MEMORANDUM IN OPPOSITION

FOR IMMEDIATE RELEASE: MAY 19, 2015

Re: A.2061 (Quart) AN ACT to amend the insurance law, in relation to the registration of office-based surgery facilities and payments for the use thereof.

The New York Health Plan Association (HPA) opposes this legislation, which purports to create appeal rights and rights to external appeals for office-based surgery practices. This legislation is unnecessary since Article 49 of the Insurance Law already establishes appeal rights for certain certified or licensed health care facilities and professionals. Physicians are expressly included in the list of individuals who can file such appeals.

When the Public Health Law was amended to add Section 230-d, it was done expressly to establish accreditation requirements for office-based surgery practices. Accreditation of the practice established standards of safety and care and provided a mechanism to report adverse events. Nothing in that section establishes “certification” status for these practices, nor the physicians within the practice. In fact, there is no basis to use the term “certified,” which does not appear in section 230-d.

Despite the fact that all physicians already have a right to file appeals, the legislation seeks to add a redundant set of physicians—i.e. those who are accredited to perform office-based surgery—to the list of those entities and individuals authorized to bring appeals. It is clear from the Legislative Intent section that this effort to create redundant appeal rights is actually little more than a veiled attempt of certain office- based surgery practices to bootstrap themselves into higher payments through additional facility fees.
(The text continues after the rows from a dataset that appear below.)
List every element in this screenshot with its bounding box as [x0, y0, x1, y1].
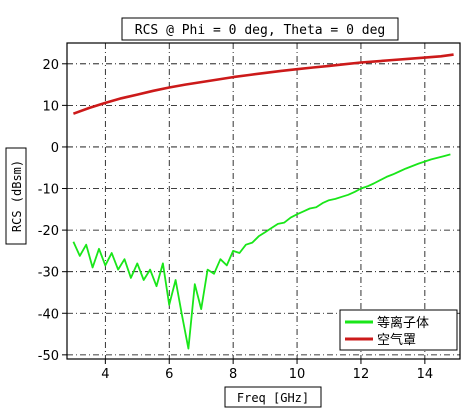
x-axis-label: Freq [GHz]	[237, 391, 309, 405]
ylabel-box	[5, 147, 27, 245]
y-tick-label: -20	[38, 224, 59, 239]
y-tick-label: -10	[38, 183, 59, 198]
legend-label-air-cover: 空气罩	[377, 332, 416, 348]
chart-title: RCS @ Phi = 0 deg, Theta = 0 deg	[135, 23, 385, 38]
y-tick-label: 0	[51, 141, 59, 156]
legend-box	[339, 309, 458, 351]
title-box	[121, 17, 399, 41]
x-tick-label: 14	[417, 367, 434, 382]
y-axis-label: RCS (dBsm)	[10, 160, 24, 232]
x-tick-label: 12	[353, 367, 370, 382]
y-tick-label: 10	[42, 99, 59, 114]
x-tick-label: 4	[101, 367, 109, 382]
x-tick-label: 6	[165, 367, 173, 382]
y-tick-label: -40	[38, 307, 59, 322]
series-line-plasma	[72, 153, 451, 350]
series-lines	[72, 53, 454, 350]
x-axis-ticks: 4 6 8 10 12 14	[101, 359, 433, 382]
grid-lines	[67, 43, 460, 359]
x-tick-label: 8	[229, 367, 237, 382]
x-tick-label: 10	[289, 367, 306, 382]
y-axis-ticks: 20 10 0 -10 -20 -30 -40 -50	[38, 58, 67, 364]
legend-label-plasma: 等离子体	[377, 315, 429, 331]
y-tick-label: 20	[42, 58, 59, 73]
xlabel-box	[224, 386, 322, 408]
legend: 等离子体 空气罩	[339, 309, 458, 351]
y-tick-label: -50	[38, 349, 59, 364]
y-tick-label: -30	[38, 266, 59, 281]
series-line-air-cover	[72, 53, 454, 115]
This will only hurt employers and consumers trying to afford health insurance coverage, with no guarantee of higher quality or better outcomes.

This legislation refers to physician practices as “certified”—when they are not—and then seeks to create appeal rights that already exist and its only impact will result in unjustified higher health care costs to the consumer. It is simply an effort to create the illusion that such physician practices are entitled to payment of a facility fee.
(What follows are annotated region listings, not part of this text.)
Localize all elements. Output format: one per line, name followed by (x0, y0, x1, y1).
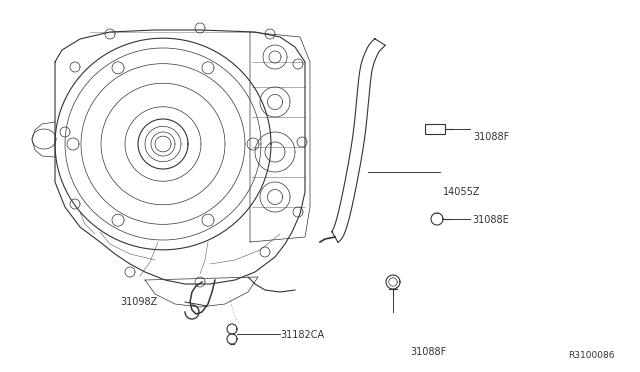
Bar (425, 124, 445, 134)
Text: 14055Z: 14055Z (443, 187, 481, 197)
Text: 31088F: 31088F (410, 347, 446, 357)
Text: 31182CA: 31182CA (280, 330, 324, 340)
Text: 31098Z: 31098Z (120, 297, 157, 307)
Text: 31088F: 31088F (473, 132, 509, 142)
Text: 31088E: 31088E (472, 215, 509, 225)
Text: R3100086: R3100086 (568, 351, 615, 360)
According to the bill these new appeal rights would be deemed to have been in effect since January 18, 2009 when the original Section 230-d was enacted. This would make any and all claims processed over the intervening six and a half years subject to retroactive appeals. It is unnecessary to allow service appeals to be retroactive, unless the intent as expressed by the legislative intent is to allow physician office-based surgery practices to retroactively bill for facility fees. These office-based surgery sites are not licensed Article 28 entities, but seek the same financial benefits without meeting State patient safety and quality standards.

For the reasons set forth above, HPA encourages the Legislature to reject this legislation.